Puerto Rico’s Grassroots Airlifts
In the days and weeks after Maria, over 5,000 physicians, basic science researchers, and other public health professionals, many university-based, used their professional networks to shape an extensive, physician-to-physician network. Groups across the U.S. coalesced and established pipelines to deliver medicines and medical supplies, with minimal assistance (at best) from the island and federal authorities. Using Facebook, WhatsApp, and text messaging, this self-organized network delivered over 60 tons of medicines, medical supplies, and equipment to Puerto Rico during the first three weeks after María, relying mostly on private planes and airline donations.

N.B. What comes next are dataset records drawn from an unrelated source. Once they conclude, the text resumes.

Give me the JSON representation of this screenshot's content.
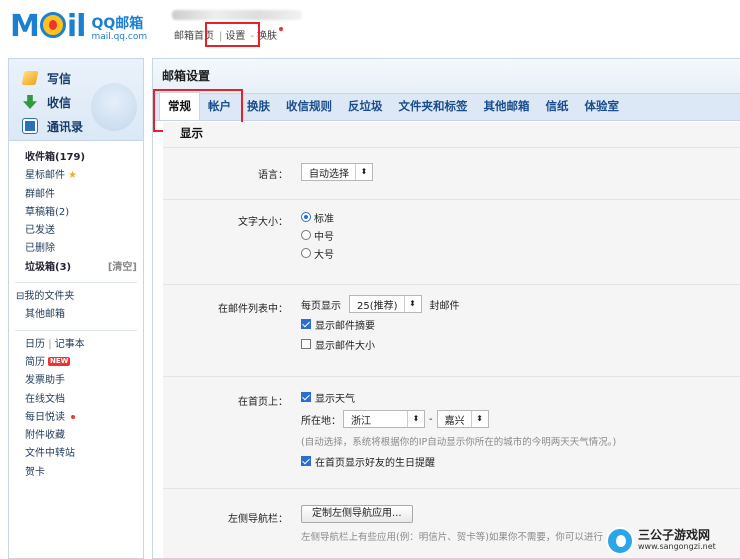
{
  "header": {
    "logo_text": "M",
    "logo_text_tail": "il",
    "logo_cn": "QQ邮箱",
    "logo_domain": "mail.qq.com",
    "links": [
      "邮箱首页",
      "设置",
      "换肤"
    ]
  },
  "sidebar": {
    "compose": [
      {
        "label": "写信",
        "icon": "write-icon"
      },
      {
        "label": "收信",
        "icon": "receive-icon"
      },
      {
        "label": "通讯录",
        "icon": "contacts-icon"
      }
    ],
    "folders": [
      {
        "label": "收件箱(179)",
        "bold": true
      },
      {
        "label": "星标邮件",
        "star": true
      },
      {
        "label": "群邮件"
      },
      {
        "label": "草稿箱(2)"
      },
      {
        "label": "已发送"
      },
      {
        "label": "已删除"
      },
      {
        "label": "垃圾箱(3)",
        "bold": true,
        "action": "[清空]"
      }
    ],
    "my_folders": [
      "⊟我的文件夹",
      "其他邮箱"
    ],
    "apps": {
      "calendar": "日历",
      "notebook": "记事本",
      "resume": "简历",
      "resume_badge": "NEW",
      "items": [
        "发票助手",
        "在线文档",
        "每日悦读",
        "附件收藏",
        "文件中转站",
        "贺卡"
      ]
    }
  },
  "main": {
    "title": "邮箱设置",
    "tabs": [
      "常规",
      "帐户",
      "换肤",
      "收信规则",
      "反垃圾",
      "文件夹和标签",
      "其他邮箱",
      "信纸",
      "体验室"
    ],
    "active_tab": 0,
    "section_title": "显示",
    "language": {
      "label": "语言：",
      "value": "自动选择"
    },
    "font_size": {
      "label": "文字大小：",
      "options": [
        "标准",
        "中号",
        "大号"
      ],
      "selected": 0
    },
    "mail_list": {
      "label": "在邮件列表中：",
      "per_page_prefix": "每页显示",
      "per_page_value": "25(推荐)",
      "per_page_suffix": "封邮件",
      "show_summary": "显示邮件摘要",
      "show_summary_checked": true,
      "show_size": "显示邮件大小",
      "show_size_checked": false
    },
    "home_page": {
      "label": "在首页上：",
      "show_weather": "显示天气",
      "show_weather_checked": true,
      "location_label": "所在地：",
      "province": "浙江",
      "dash": "-",
      "city": "嘉兴",
      "hint": "(自动选择，系统将根据你的IP自动显示你所在的城市的今明两天天气情况。)",
      "birthday": "在首页显示好友的生日提醒",
      "birthday_checked": true
    },
    "nav": {
      "label": "左侧导航栏：",
      "button": "定制左侧导航应用...",
      "hint": "左侧导航栏上有些应用(例：明信片、贺卡等)如果你不需要，你可以进行"
    }
  },
  "watermark": {
    "name": "三公子游戏网",
    "url": "www.sangongzi.net"
  },
  "colors": {
    "brand": "#1c7fd0",
    "highlight": "#e8202a",
    "tab_bg": "#dce8f5",
    "link": "#1a4d8f"
  }
}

On the receiving end were hospitals, clinics, cancer centers, shelters, senior citizens, and group homes for children in 70 of the 78 municipalities of Puerto Rico, including the offshore islands of Vieques and Culebra, who received the medical supplies directly from the San Juan and Aguadilla airports.
The first shipment of medical supplies arrived in Puerto Rico just six days after the hurricane, despite the virtual collapse of communications in the island: 15,000 pounds of antibiotics, sutures, gauze, surgical kits, syringes, medications, and other medical supplies, shipped on United Airlines free of charge. Dr. Marietta Vazquez, a professor Yale School of Medicine, led this effort with a newly-formed group, Puerto Rico Rising-Connecticut. Three other groups –Doctoras Boricuas, Grass Roots Medical Relief, and Puerto Rico Rising Maryland– also began to airlift medical relief to Puerto Rico’s Pediatric Hospital, the island’s Academy of Family Physicians, and the School of Pharmacy at the University of Puerto Rico. Soon Texas joined in, with TexasUnited4Puerto Rico and Physicians Medical Relief from Houston.
Word of mouth spread like wildfire. A network arose spontaneously, with four nodes: New Haven, Baltimore, Houston, and Miami. In city after city, physicians and public health personnel joined to send medical and emergency relief supplies, organized public forums, and set up a research network to begin the recovery efforts of the primary health care and hospital systems in Puerto Rico.
Many requests for medicines and medical supplies from Puerto Rico began with handwritten notes on physicians’ prescription pads, sent via text messages or WhatsApp through faltering cellphone signals. By the end of the second week, the network was established, working with the Academy of Family Physicians and the Pediatric Hospital as the primary contacts in Puerto Rico.
Volunteers in the US worked around the clock, requesting supply lists from physicians on the ground, looking for donated airplanes, and preparing shipping manifests and plastic covered pallets. Leased cargo planes flew shipments targeted to specific hospitals and clinics, clustered by geographic area. Physicians stood guard at the departing airports and even travelled with the medical supplies to ensure proper handling during transport. In Puerto Rico, physicians and/or pharmacists were present upon arrival and during delivery to designated health facilities.
On average, it took fifteen days from the moment requests were made to delivery and receipt on-the-ground. This process included prioritizing, fundraising, medicine purchasing, packaging, flying out donations, and physician-enabled receipt. Networks that included other emergency supplies such as food, water, batteries, and power generators were also in full swing by early October, when 100 tons of articles were being flown in weekly to Puerto Rico.
The emergency medical network was not only the first responder for medical relief in Puerto Rico, but also its sole provider for almost three weeks after the storm. The network’s role was particularly important, as there were practically no federal officials in Puerto Rico during the first week after Maria, and the territory’s government was in disarray due to massive power and telecommunications failures.
Two months after the hurricane, the network included groups from over twenty states, and a large number of universities and non-profit organizations: the University of California in San Diego, the University of Rochester, the University of Georgia School of Public Health, and the Cajun Airlift, among others. In Puerto Rico, the network encompassed Médicos por PR, Iniciativa Comunitaria, the Puerto Rico Science and Technology Trust, the UPR Medical Sciences Campus, and the Ricky Martin Foundation.
The post-Maria medical relief effort to Puerto Rico was the first large-scale, social-media based effort for disaster relief, using physician-to-physician networks. The speed with which physicians were able to communicate through social media, secure medical supplies, and arrange transport played a key role in this process. Hopefully their response will not have to be repeated for many years. But if it is, thousands of doctors and medical personnel, and their counterparts in Puerto Rico, will have the exhausting, exhilarating weeks after Maria as an indelible baseline. Hopefully, too, the federal and island governments will have learned how to support, and interact with, Puerto Rico’s new first responders.